Compare these costs and benefits side-by-side, then decide.

If I may: Based on your account here, she has created a situation to distance you from her, allowing your relationship with her kids to be collateral damage. Still a pity, but not one she can pin on you.

Q. A close friend has been dating her boyfriend for several years but they can't decide whether to break up or move in together. She went through some really tough things with her family recently and he wasn't very supportive. To me, they never seem affectionate to each other, not only PDA-wise, but just how they interact with each other overall.

Of course I would support their decision no matter what it is, but do I have a responsibility to tell her I don't think they should be together?

A. No, because that's a conclusion you've drawn for her from what you've witnessed, and she could draw a completely different one for herself from what she has experienced.
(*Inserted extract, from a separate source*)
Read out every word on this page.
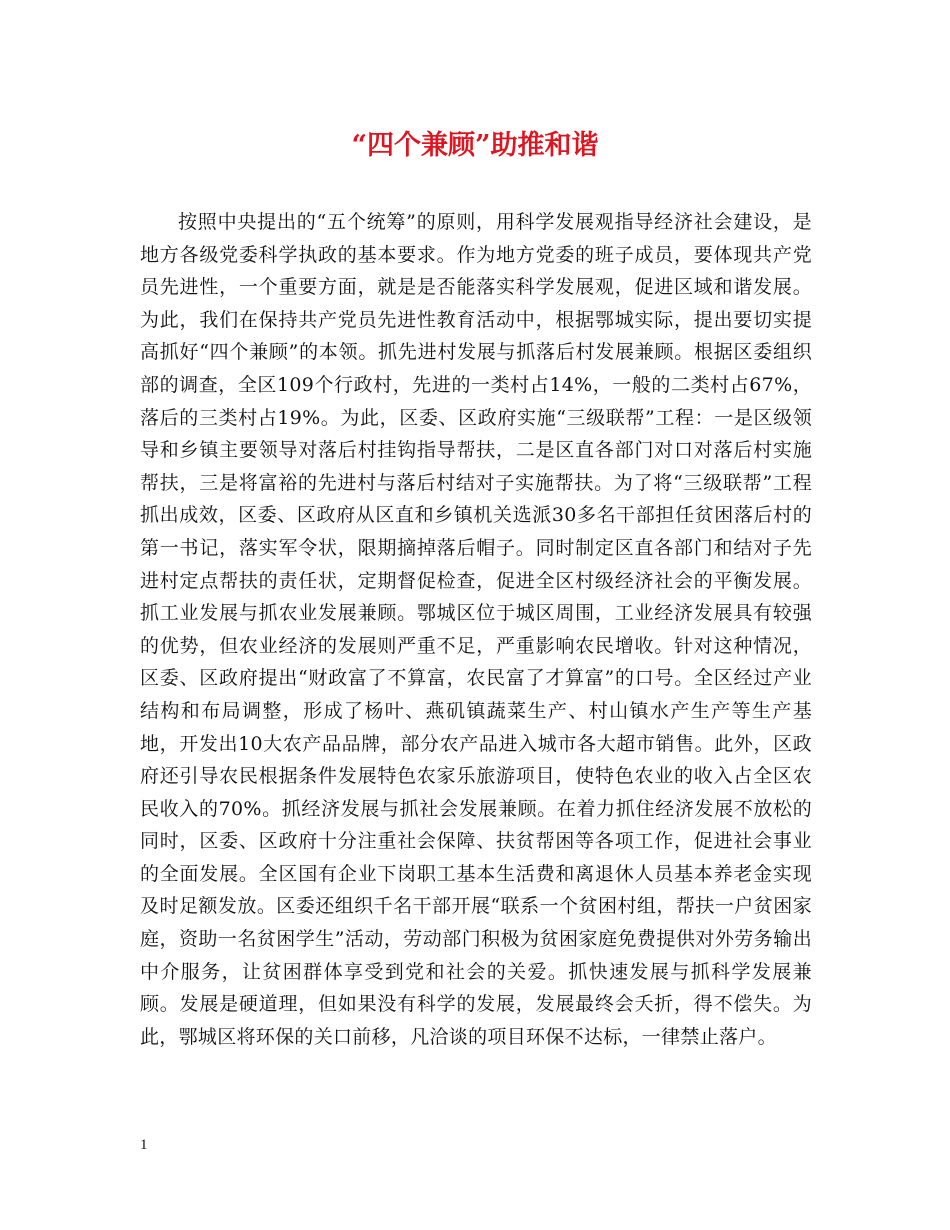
“四个兼顾”助推和谐

按照中央提出的“五个统筹”的原则，用科学发展观指导经济社会建设，是地方各级党委科学执政的基本要求。作为地方党委的班子成员，要体现共产党员先进性，一个重要方面，就是是否能落实科学发展观，促进区域和谐发展。为此，我们在保持共产党员先进性教育活动中，根据鄂城实际，提出要切实提高抓好“四个兼顾”的本领。抓先进村发展与抓落后村发展兼顾。根据区委组织部的调查，全区109个行政村，先进的一类村占14%，一般的二类村占67%，落后的三类村占19%。为此，区委、区政府实施“三级联帮”工程：一是区级领导和乡镇主要领导对落后村挂钩指导帮扶，二是区直各部门对口对落后村实施帮扶，三是将富裕的先进村与落后村结对子实施帮扶。为了将“三级联帮”工程抓出成效，区委、区政府从区直和乡镇机关选派30多名干部担任贫困落后村的第一书记，落实军令状，限期摘掉落后帽子。同时制定区直各部门和结对子先进村定点帮扶的责任状，定期督促检查，促进全区村级经济社会的平衡发展。抓工业发展与抓农业发展兼顾。鄂城区位于城区周围，工业经济发展具有较强的优势，但农业经济的发展则严重不足，严重影响农民增收。针对这种情况，区委、区政府提出“财政富了不算富，农民富了才算富”的口号。全区经过产业结构和布局调整，形成了杨叶、燕矶镇蔬菜生产、村山镇水产生产等生产基地，开发出10大农产品品牌，部分农产品进入城市各大超市销售。此外，区政府还引导农民根据条件发展特色农家乐旅游项目，使特色农业的收入占全区农民收入的70%。抓经济发展与抓社会发展兼顾。在着力抓住经济发展不放松的同时，区委、区政府十分注重社会保障、扶贫帮困等各项工作，促进社会事业的全面发展。全区国有企业下岗职工基本生活费和离退休人员基本养老金实现及时足额发放。区委还组织千名干部开展“联系一个贫困村组，帮扶一户贫困家庭，资助一名贫困学生”活动，劳动部门积极为贫困家庭免费提供对外劳务输出中介服务，让贫困群体享受到党和社会的关爱。抓快速发展与抓科学发展兼顾。发展是硬道理，但如果没有科学的发展，发展最终会夭折，得不偿失。为此，鄂城区将环保的关口前移，凡洽谈的项目环保不达标，一律禁止落户。

1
But if you stick to telling her what you've witnessed, letting her draw the conclusions, then you'd have solid standing to speak up this one time; "For what it's worth, it appears you two aren't really affectionate with each other" - especially if she asks for your opinion, but even if she just brings up her conundrum in general. You'd be staying on your side of the line between your business and hers.

I also think anyone within earshot of people openly debating "whether to break up or move in together" has the responsibility to point out that when breaking up is even part of a moving-in conversation, breaking up has to win. Unless the move-out from hell is someone's idea of a fulfilling weekend, it's best to save the shared address for a partner with whom the "whether" is comfortably settled, and they're just tying up threads on the "when."

Q. I'm single. Do people get more interest on business trips if they are wearing a wedding ring or not?

A. Ew. I guess it depends on the kind of attention you want, and from whom. If you want to repel all people of character, then put a wedding ring on before you go looking for dates.